By Richard R. Lyman
Prof. of Civil Engineering, University of Utah,
and Vice-Chairman State Road Commission


Great institutions, great movements, and great advances in science grow, they do not spring into existence instantly. So it will be with the installation of good roads—the system must grow. No legislation can be enacted that will bring into existence suddenly a fine system of well made and well maintained highways. The beginning must be at the bottom where even the best legislation can give no more than a good beginning and then, by the vigorous application of work and wisdom, a system of roads may be constructed that will be not only the pride of the citizens of the state, but a source of education, prosperity, and pleasure. Education, because good roads will make it easy for boys and girls to get to the grade schools, and young men and young women to the high schools at all seasons of the year; prosperity, because farm products can be put in the market when the price is highest, and teams can be used profitably at other work when they cannot be used on the farm; pleasure, because of the comfort with which, at all times, those in the country can travel, thus making it possible to have and enjoy the many social advantages offered in the club, the church, and the neighbor’s home.

When, by enacting into law the best road legislation it can, the legislature has made a beginning, it is then the duty of the people to begin to learn more concerning roads and their maintenance. It may be well, in the imagination, to picture hard roads leading everywhere, but, advocating their construction at once and working ever so vigorously to this end, will probably delay rather than advance this work, for the reason that the cost of their maintenance is such that, if these roads were already constructed, it would be impossible in this state at present to keep them in good condition. It will take years of education to teach the people to place that value upon good roads that will induce them to spend, both in the construction and maintenance of highways, even a small fraction of the sum it would require to keep in repair an extensive system of hard roads in Utah. Farmers see at once when their actual cost is presented, that to make such outlays is, for them, utterly and absolutely impossible.

First in the natural development of a system of highways comes the earth road, and since a good road of this character is the very best foundation for all kinds of better highways, it may be considered, not only as a road complete in and of itself, but also as an important part of every good road. When the people throughout the state have been so taught and trained in road construction that they can and do actually construct and maintain earth roads in good condition, the foundation will then be laid for some, or in fact for any better road, and the time will have arrived in which the construction of roads with hard surfaces of some sort can be taken up appropriately and perhaps effectively.

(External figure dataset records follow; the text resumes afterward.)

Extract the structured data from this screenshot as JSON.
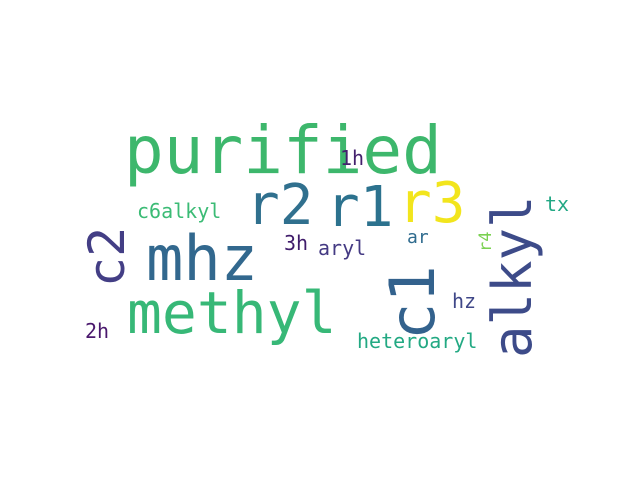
{
  "words": [
    {
      "text": "purified",
      "color": "#3db76c"
    },
    {
      "text": "mhz",
      "color": "#32688e"
    },
    {
      "text": "methyl",
      "color": "#37b877"
    },
    {
      "text": "r2",
      "color": "#30708e"
    },
    {
      "text": "r1",
      "color": "#2c728e"
    },
    {
      "text": "r3",
      "color": "#f2e51d"
    },
    {
      "text": "c1",
      "color": "#33628d"
    },
    {
      "text": "alkyl",
      "color": "#3d4b89"
    },
    {
      "text": "c2",
      "color": "#433e85"
    },
    {
      "text": "1h",
      "color": "#44206d"
    },
    {
      "text": "c6alkyl",
      "color": "#3bbb75"
    },
    {
      "text": "3h",
      "color": "#3f1b6a"
    },
    {
      "text": "aryl",
      "color": "#443a83"
    },
    {
      "text": "ar",
      "color": "#2f6b8e"
    },
    {
      "text": "r4",
      "color": "#7ad151"
    },
    {
      "text": "tx",
      "color": "#22a884"
    },
    {
      "text": "hz",
      "color": "#3f4788"
    },
    {
      "text": "2h",
      "color": "#4a186d"
    },
    {
      "text": "heteroaryl",
      "color": "#23a983"
    }
  ]
}
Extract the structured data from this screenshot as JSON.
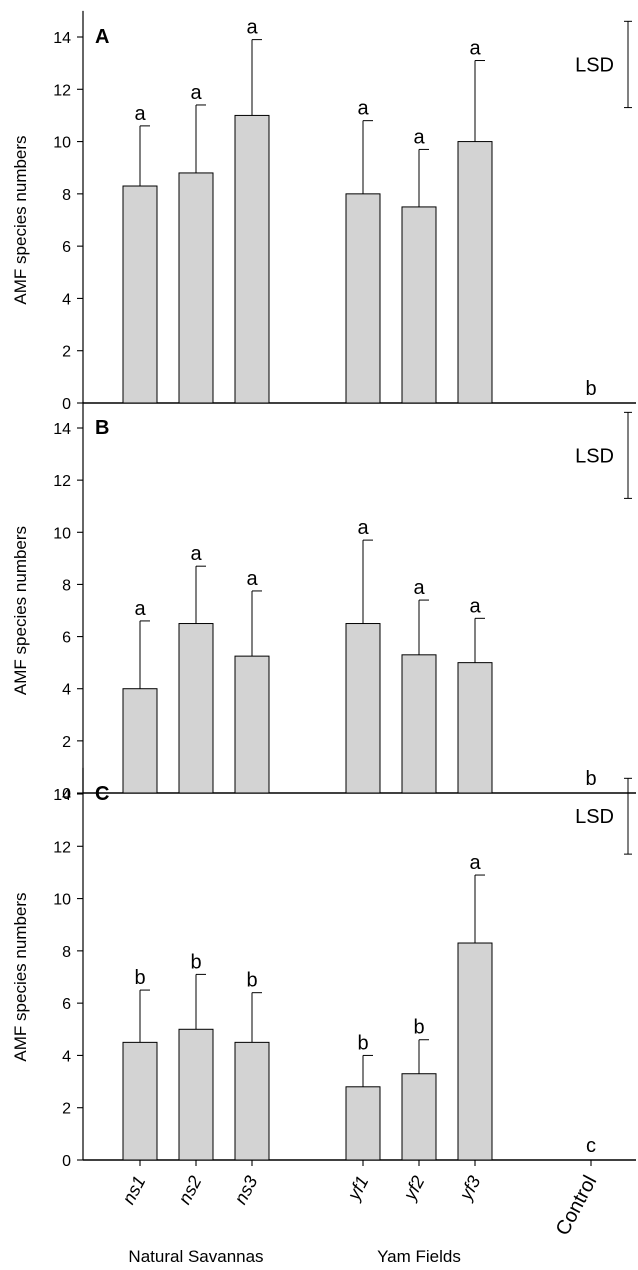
{
  "chart_data": [
    {
      "type": "bar",
      "panel_label": "A",
      "categories": [
        "ns1",
        "ns2",
        "ns3",
        "yf1",
        "yf2",
        "yf3",
        "Control"
      ],
      "values": [
        8.3,
        8.8,
        11.0,
        8.0,
        7.5,
        10.0,
        0
      ],
      "errors": [
        2.3,
        2.6,
        2.9,
        2.8,
        2.2,
        3.1,
        0
      ],
      "letters": [
        "a",
        "a",
        "a",
        "a",
        "a",
        "a",
        "b"
      ],
      "ylabel": "AMF species numbers",
      "ylim": [
        0,
        15
      ],
      "yticks": [
        0,
        2,
        4,
        6,
        8,
        10,
        12,
        14
      ],
      "lsd": {
        "label": "LSD",
        "top": 14.6,
        "bottom": 11.3
      }
    },
    {
      "type": "bar",
      "panel_label": "B",
      "categories": [
        "ns1",
        "ns2",
        "ns3",
        "yf1",
        "yf2",
        "yf3",
        "Control"
      ],
      "values": [
        4.0,
        6.5,
        5.25,
        6.5,
        5.3,
        5.0,
        0
      ],
      "errors": [
        2.6,
        2.2,
        2.5,
        3.2,
        2.1,
        1.7,
        0
      ],
      "letters": [
        "a",
        "a",
        "a",
        "a",
        "a",
        "a",
        "b"
      ],
      "ylabel": "AMF species numbers",
      "ylim": [
        0,
        15
      ],
      "yticks": [
        0,
        2,
        4,
        6,
        8,
        10,
        12,
        14
      ],
      "lsd": {
        "label": "LSD",
        "top": 14.6,
        "bottom": 11.3
      }
    },
    {
      "type": "bar",
      "panel_label": "C",
      "categories": [
        "ns1",
        "ns2",
        "ns3",
        "yf1",
        "yf2",
        "yf3",
        "Control"
      ],
      "values": [
        4.5,
        5.0,
        4.5,
        2.8,
        3.3,
        8.3,
        0
      ],
      "errors": [
        2.0,
        2.1,
        1.9,
        1.2,
        1.3,
        2.6,
        0
      ],
      "letters": [
        "b",
        "b",
        "b",
        "b",
        "b",
        "a",
        "c"
      ],
      "ylabel": "AMF species numbers",
      "ylim": [
        0,
        15
      ],
      "yticks": [
        0,
        2,
        4,
        6,
        8,
        10,
        12,
        14
      ],
      "lsd": {
        "label": "LSD",
        "top": 14.6,
        "bottom": 11.7
      }
    }
  ],
  "group_labels": [
    "Natural Savannas",
    "Yam Fields"
  ],
  "colors": {
    "bar_fill": "#d3d3d3",
    "stroke": "#000000"
  }
}
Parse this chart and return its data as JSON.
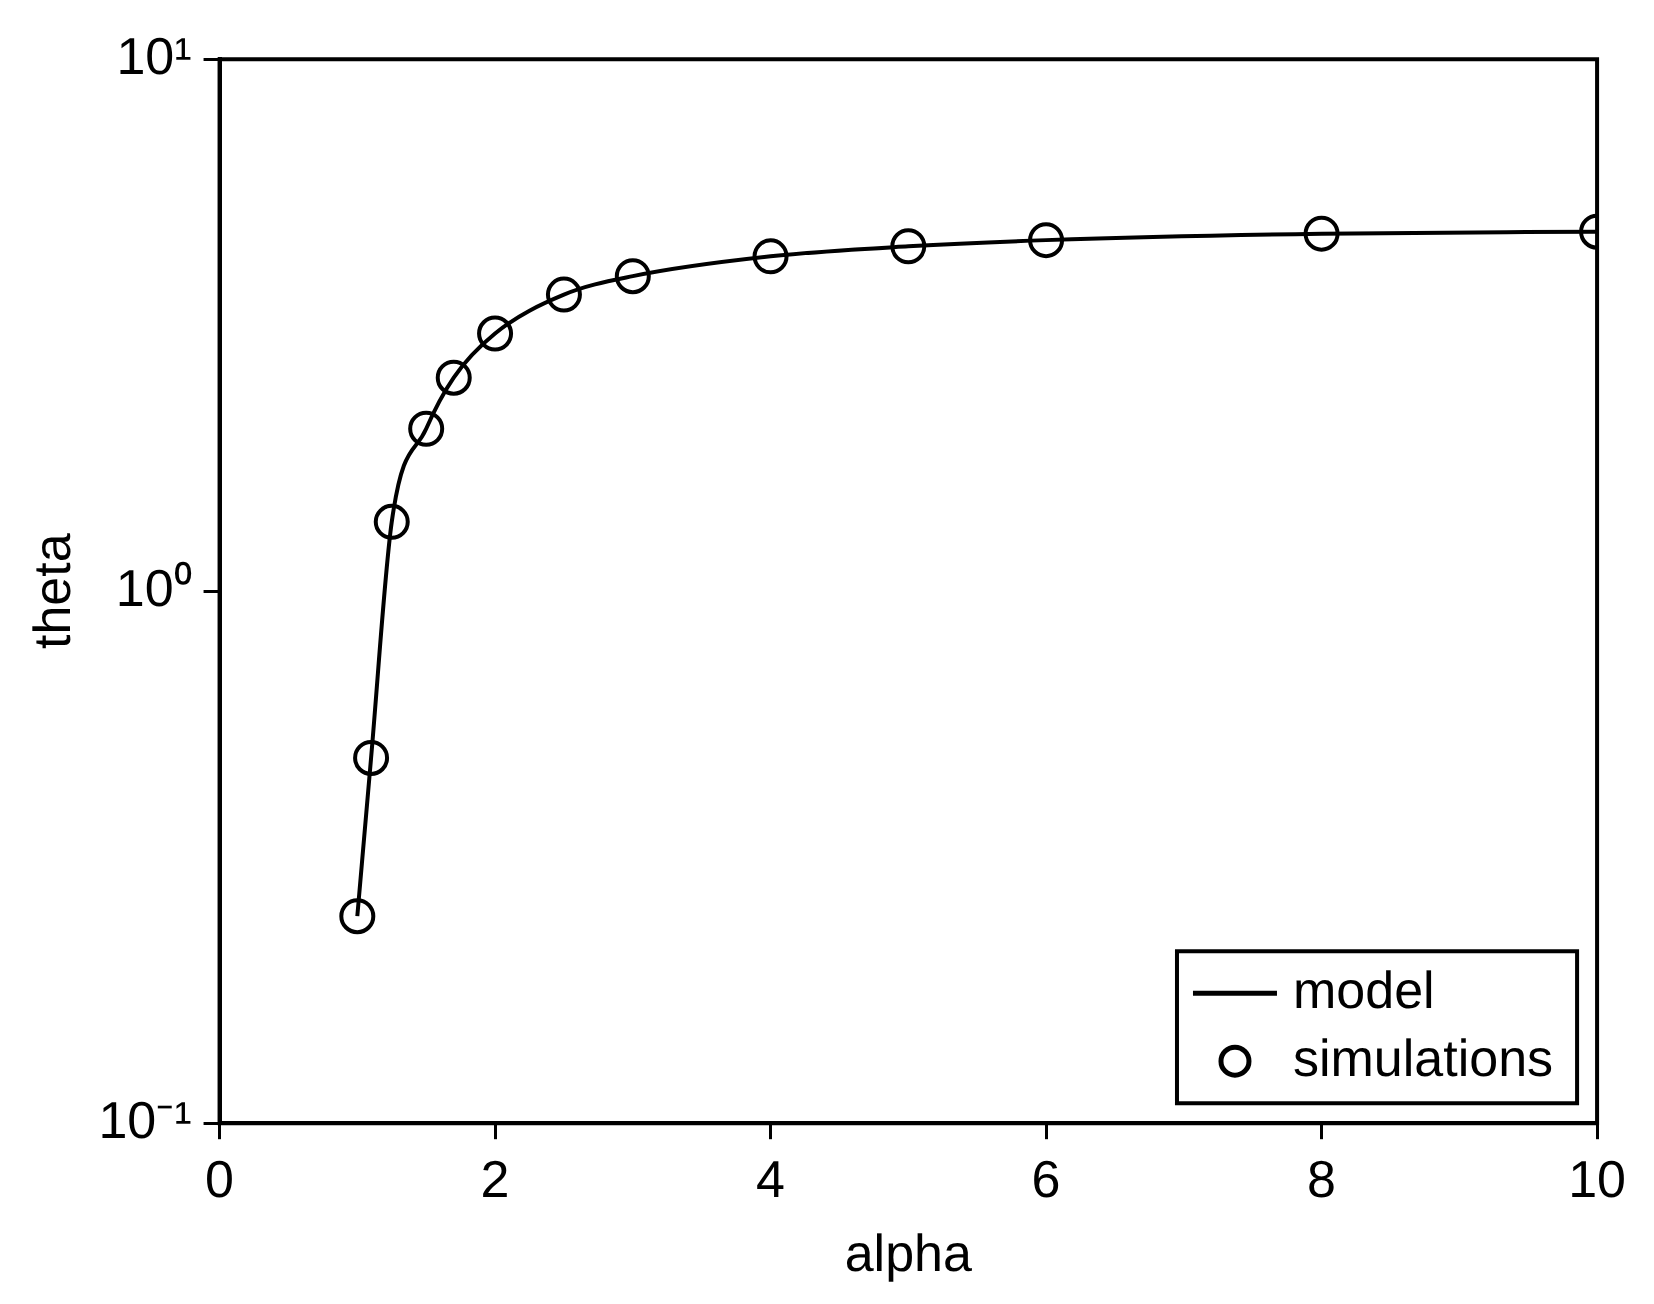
{
  "chart_data": {
    "type": "line",
    "xlabel": "alpha",
    "ylabel": "theta",
    "log": "y",
    "xlim": [
      0,
      10
    ],
    "xticks": [
      0,
      2,
      4,
      6,
      8,
      10
    ],
    "ylim": [
      0.1,
      10
    ],
    "yticks": [
      {
        "value": 0.1,
        "label": "10⁻¹"
      },
      {
        "value": 1,
        "label": "10⁰"
      },
      {
        "value": 10,
        "label": "10¹"
      }
    ],
    "grid": false,
    "legend": "bottom right",
    "x": [
      1,
      1.1,
      1.25,
      1.5,
      1.7,
      2,
      2.5,
      3,
      4,
      5,
      6,
      8,
      10
    ],
    "series": [
      {
        "name": "model",
        "color": "#000000",
        "marker": "none",
        "line_style": "solid",
        "values": [
          0.245,
          0.486,
          1.35,
          2.02,
          2.52,
          3.05,
          3.61,
          3.91,
          4.26,
          4.45,
          4.57,
          4.7,
          4.74
        ]
      },
      {
        "name": "simulations",
        "type": "scatter",
        "color": "#000000",
        "marker": "circle",
        "values": [
          0.245,
          0.486,
          1.35,
          2.02,
          2.52,
          3.05,
          3.61,
          3.91,
          4.26,
          4.45,
          4.57,
          4.7,
          4.74
        ]
      }
    ]
  }
}
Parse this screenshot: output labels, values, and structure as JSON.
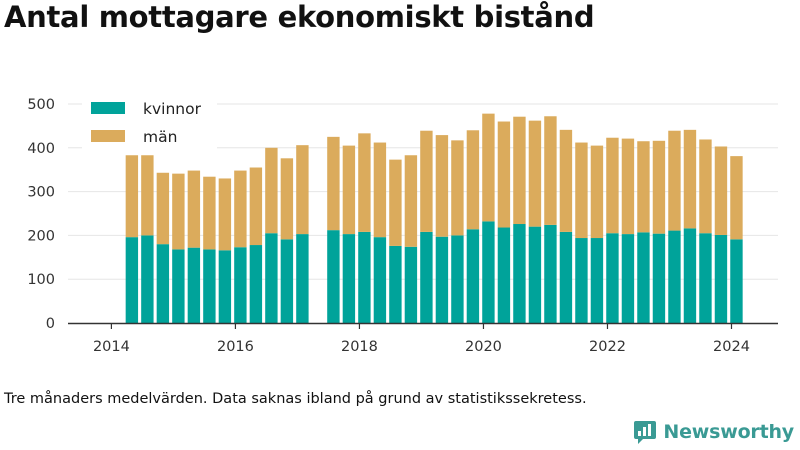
{
  "title": "Antal mottagare ekonomiskt bistånd",
  "note": "Tre månaders medelvärden. Data saknas ibland på grund av statistikssekretess.",
  "brand": "Newsworthy",
  "colors": {
    "kvinnor": "#00a39a",
    "man": "#dbab5c",
    "axis": "#333333",
    "grid": "#e6e6e6",
    "brand": "#3a9a94"
  },
  "chart_data": {
    "type": "bar",
    "stacked": true,
    "legend_position": "top-left",
    "grid": true,
    "ylim": [
      0,
      500
    ],
    "yticks": [
      0,
      100,
      200,
      300,
      400,
      500
    ],
    "xticks": [
      "2014",
      "2016",
      "2018",
      "2020",
      "2022",
      "2024"
    ],
    "xlim": [
      2013.3,
      2024.75
    ],
    "series": [
      {
        "name": "kvinnor",
        "values": [
          196,
          200,
          180,
          168,
          172,
          168,
          166,
          173,
          178,
          205,
          191,
          203,
          212,
          203,
          208,
          196,
          176,
          174,
          208,
          197,
          200,
          214,
          232,
          218,
          226,
          220,
          224,
          208,
          194,
          194,
          205,
          203,
          207,
          204,
          211,
          216,
          205,
          201,
          191
        ]
      },
      {
        "name": "män",
        "values": [
          187,
          183,
          163,
          173,
          176,
          166,
          164,
          175,
          177,
          195,
          185,
          203,
          213,
          202,
          225,
          216,
          197,
          209,
          231,
          232,
          217,
          226,
          246,
          242,
          245,
          242,
          248,
          233,
          218,
          211,
          218,
          218,
          208,
          212,
          228,
          225,
          214,
          202,
          190
        ]
      }
    ],
    "x": [
      2014.33,
      2014.58,
      2014.83,
      2015.08,
      2015.33,
      2015.58,
      2015.83,
      2016.08,
      2016.33,
      2016.58,
      2016.83,
      2017.08,
      2017.58,
      2017.83,
      2018.08,
      2018.33,
      2018.58,
      2018.83,
      2019.08,
      2019.33,
      2019.58,
      2019.83,
      2020.08,
      2020.33,
      2020.58,
      2020.83,
      2021.08,
      2021.33,
      2021.58,
      2021.83,
      2022.08,
      2022.33,
      2022.58,
      2022.83,
      2023.08,
      2023.33,
      2023.58,
      2023.83,
      2024.08
    ]
  }
}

The discussion on roads, road construction, and road maintenance of the past few years has pretty well demonstrated that people generally are of the opinion that the roads should be improved and that with the general improvement of the roads will come a corresponding improvement in the prosperity and general uplifting of the people in the country districts; yet, while the opinion is general that roads should be improved, there is a vast difference of opinion as to what is the best method to follow to reach the desired end.

Hard Roads.

Men with money and automobiles are vigorously urging that road-building materials everywhere be tested, that road graders, stone crushers, and other expensive road-building machinery be purchased, and that the preparation for commencing road construction be begun at once. In short, they are conducting a vigorous campaign in the interest of hard roads—and in so doing, they may defeat their own cause now as they have done in the past. “When the hard road enthusiast began to tell the farmer how much it cost him to haul his produce to market,” says Professor Baker, “and how much he could save by the construction of hard roads, he knew instinctively that the conclusions were ridiculous, and the continual harping upon these false statistics and absurd estimates led him to believe that an attempt was being made to force hard roads upon him, whether or no, and his attitude changed from one of indifference to one of open hostility to all road improvement.”[1]

What, then, should be the line of procedure? “Unless a community is willing and able to maintain the earth roads in a reasonably good condition,” says Professor Baker again, “it is useless to expect that it will be willing or able to support a high class wagon road; and therefore, the dissemination of correct information concerning the construction and care of earth roads is politically, economically, and physically the first step towards a better form of construction.”[2]

An earth road to be a good road must be “dry, smooth, and hard.” These three conditions could be maintained with comparative ease if the earth road could be protected from water, which is its greatest destroyer and one of the most important factors in the destruction or deterioration of all roads.